Le Libre Journal de la France Courtoise - n° 416 du 22 octobre 2007 - p. 15
Le journal des dames
par Marie-Claude Monchaux
Il était
bon

J’étais couchée depuis des mois dans cet hôpital avec des fiches de métal dans les os de la jambe, des tuyaux partout où l’on avait pu m’en mettre et une bonne septicémie par-dessus le marché. Scotchée à une sorte de réverbère qui me reliait aux perfusions... Ce n’était pas le comble de la détente physique ni morale. Et le téléphone sonna, et j’entendis la bonne voix de Serge de Beketch, gouailleuse et amicale, qui me disait avec ce ton de chaleur inimitable !

- Alors, on s’prélasse ?

Et j’étais secouée de ce fou-rire irrépressible que connaissent bien les petites filles à l’école. Comme il était gentil, Serge ! Quel ami sûr il était ! Je lui ai confié bien des peines et il avait toujours le mot qui apaisait et rassurait. Nous avons aussi beaucoup ri ensemble - de futilités en apparence, mais qui rassuraient notre amitié.

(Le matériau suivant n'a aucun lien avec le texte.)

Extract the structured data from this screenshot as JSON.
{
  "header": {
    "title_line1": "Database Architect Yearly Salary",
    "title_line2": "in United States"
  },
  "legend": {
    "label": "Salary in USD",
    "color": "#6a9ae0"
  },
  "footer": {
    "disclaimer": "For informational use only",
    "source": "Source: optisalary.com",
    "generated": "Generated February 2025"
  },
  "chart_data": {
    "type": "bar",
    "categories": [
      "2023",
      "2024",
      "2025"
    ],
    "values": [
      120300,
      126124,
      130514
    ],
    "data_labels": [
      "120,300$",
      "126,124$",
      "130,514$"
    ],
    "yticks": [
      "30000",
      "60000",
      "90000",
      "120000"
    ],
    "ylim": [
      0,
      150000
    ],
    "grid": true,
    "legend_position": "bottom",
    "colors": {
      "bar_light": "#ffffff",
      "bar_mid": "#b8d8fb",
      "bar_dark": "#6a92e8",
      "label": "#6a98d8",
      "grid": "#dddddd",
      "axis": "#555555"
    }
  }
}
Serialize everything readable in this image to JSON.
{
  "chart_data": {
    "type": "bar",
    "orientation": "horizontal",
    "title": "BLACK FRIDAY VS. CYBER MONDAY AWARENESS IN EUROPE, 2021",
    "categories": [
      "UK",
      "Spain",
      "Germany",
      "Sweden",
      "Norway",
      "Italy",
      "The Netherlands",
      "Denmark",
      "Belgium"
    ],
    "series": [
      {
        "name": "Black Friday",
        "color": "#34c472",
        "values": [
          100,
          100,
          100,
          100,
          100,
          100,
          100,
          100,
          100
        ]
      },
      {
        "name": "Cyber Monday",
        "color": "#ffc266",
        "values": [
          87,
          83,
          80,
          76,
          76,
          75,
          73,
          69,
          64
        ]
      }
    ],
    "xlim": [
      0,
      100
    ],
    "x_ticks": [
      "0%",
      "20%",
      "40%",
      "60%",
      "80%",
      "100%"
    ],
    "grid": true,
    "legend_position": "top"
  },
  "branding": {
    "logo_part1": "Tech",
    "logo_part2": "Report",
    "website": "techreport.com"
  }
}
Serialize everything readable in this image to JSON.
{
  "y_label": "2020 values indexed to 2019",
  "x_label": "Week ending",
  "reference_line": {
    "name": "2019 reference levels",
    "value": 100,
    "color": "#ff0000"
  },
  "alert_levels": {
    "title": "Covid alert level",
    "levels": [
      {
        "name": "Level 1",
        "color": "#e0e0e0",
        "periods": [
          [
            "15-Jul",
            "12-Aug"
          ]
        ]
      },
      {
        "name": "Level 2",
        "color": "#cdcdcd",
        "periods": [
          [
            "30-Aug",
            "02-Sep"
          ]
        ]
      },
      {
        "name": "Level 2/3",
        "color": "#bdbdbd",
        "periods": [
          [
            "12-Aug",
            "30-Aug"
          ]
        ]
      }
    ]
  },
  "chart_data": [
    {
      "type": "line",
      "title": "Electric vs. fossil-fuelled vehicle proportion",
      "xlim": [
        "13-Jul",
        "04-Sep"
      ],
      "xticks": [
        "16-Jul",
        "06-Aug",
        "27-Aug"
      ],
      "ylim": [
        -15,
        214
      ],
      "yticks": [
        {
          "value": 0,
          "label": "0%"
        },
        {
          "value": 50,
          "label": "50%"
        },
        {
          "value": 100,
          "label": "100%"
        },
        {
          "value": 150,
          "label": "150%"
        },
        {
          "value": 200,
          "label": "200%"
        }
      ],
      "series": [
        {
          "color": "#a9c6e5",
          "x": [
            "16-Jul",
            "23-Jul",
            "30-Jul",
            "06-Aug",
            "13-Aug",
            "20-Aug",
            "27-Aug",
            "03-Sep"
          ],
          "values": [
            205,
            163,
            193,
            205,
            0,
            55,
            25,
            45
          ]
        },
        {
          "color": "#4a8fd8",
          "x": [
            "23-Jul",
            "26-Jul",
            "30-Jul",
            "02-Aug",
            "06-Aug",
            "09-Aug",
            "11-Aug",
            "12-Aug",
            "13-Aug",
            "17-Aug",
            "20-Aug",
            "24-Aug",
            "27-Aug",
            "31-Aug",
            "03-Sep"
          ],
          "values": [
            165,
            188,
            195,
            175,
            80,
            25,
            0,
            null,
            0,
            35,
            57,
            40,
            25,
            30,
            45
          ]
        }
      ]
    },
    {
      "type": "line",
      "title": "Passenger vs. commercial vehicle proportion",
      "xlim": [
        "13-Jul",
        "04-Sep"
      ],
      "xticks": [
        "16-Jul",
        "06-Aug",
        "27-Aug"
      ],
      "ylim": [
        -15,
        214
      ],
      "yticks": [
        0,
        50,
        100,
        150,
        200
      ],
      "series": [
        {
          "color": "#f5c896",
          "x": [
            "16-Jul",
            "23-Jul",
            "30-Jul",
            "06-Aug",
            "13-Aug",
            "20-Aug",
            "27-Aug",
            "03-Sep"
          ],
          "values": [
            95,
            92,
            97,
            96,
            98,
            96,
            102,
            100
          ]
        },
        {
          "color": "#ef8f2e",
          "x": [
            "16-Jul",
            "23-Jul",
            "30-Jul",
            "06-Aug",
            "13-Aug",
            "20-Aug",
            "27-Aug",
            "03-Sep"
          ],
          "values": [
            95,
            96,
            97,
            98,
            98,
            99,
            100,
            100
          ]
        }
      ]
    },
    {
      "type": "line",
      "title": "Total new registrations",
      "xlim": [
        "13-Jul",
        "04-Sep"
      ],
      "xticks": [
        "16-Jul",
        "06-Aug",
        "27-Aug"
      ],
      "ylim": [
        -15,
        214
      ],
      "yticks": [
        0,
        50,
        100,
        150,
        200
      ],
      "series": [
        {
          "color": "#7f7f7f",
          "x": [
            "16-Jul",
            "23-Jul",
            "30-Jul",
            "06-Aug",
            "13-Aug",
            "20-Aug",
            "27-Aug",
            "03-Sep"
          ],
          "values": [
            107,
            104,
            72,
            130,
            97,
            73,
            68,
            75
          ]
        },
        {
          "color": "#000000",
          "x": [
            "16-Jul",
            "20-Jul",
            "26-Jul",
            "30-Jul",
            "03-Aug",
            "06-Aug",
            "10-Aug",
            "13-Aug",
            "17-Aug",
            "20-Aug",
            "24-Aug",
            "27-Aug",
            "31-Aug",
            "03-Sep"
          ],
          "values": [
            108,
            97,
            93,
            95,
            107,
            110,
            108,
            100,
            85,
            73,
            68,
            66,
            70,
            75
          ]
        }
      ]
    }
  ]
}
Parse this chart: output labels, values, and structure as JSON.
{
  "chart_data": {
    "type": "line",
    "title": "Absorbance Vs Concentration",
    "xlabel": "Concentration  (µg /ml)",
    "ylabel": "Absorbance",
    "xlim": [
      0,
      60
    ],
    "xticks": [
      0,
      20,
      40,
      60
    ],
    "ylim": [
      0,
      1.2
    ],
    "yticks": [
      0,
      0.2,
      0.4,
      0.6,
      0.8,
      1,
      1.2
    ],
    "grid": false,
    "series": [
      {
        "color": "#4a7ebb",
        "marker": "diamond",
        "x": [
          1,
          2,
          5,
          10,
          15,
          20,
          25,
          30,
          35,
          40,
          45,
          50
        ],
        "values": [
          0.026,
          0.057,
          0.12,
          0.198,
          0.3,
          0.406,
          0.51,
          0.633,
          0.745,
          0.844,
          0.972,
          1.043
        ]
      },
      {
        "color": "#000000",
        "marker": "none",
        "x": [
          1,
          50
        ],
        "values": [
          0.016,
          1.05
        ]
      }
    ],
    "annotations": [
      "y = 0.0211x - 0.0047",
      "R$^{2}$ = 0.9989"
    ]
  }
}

C’était un homme droit, juste et bon. Ceux qu’il fustigeait à la radio ou dans le L.J. hausseront les épaules, mais je le répète : il était bon. Pis : c’était un coeur d’or. Tous ceux qu’il a accueillis et consolés le savent bien. Il était révolté par l’injustice et ne se lassait pas de le répéter dans ses émissions ou ses articles.

Il avait la culture. Il avait l’intelligence acérée sans laquelle la culture n’est rien qu’un psittacisme. Il avait des colères saines et des rires d’enfant. Nous avons parfois, trop peu souvent, rompu le pain ensemble. Je l’avais connu à Minute où il m’avait fait entrer pour quelques articles mémorables, qui tournaient tous autour de l’enfance, des livres d’enfants surtout, ce refuge empoisonné de la bassesse, de la pornographie - de toutes les tares.

C’était un combat perdu d’avance, mais nous aurions eu honte de ne pas le mener. Nous y avons lutté ensemble et j’ai encore dans l’oreille la gouaille avec laquelle il lisait tout haut les passages les plus scabreux de cette littérature de bas étage qui se glisse dans les meilleures maisons d’édition.

- Ecoute ça, nous disions-nous et nous nous étonnions encore avec sincérité que des éditeurs aient le triste apanage de publier pour des enfants de huit ou dix ans des épisodes si révoltants que ceux que nous découvrions.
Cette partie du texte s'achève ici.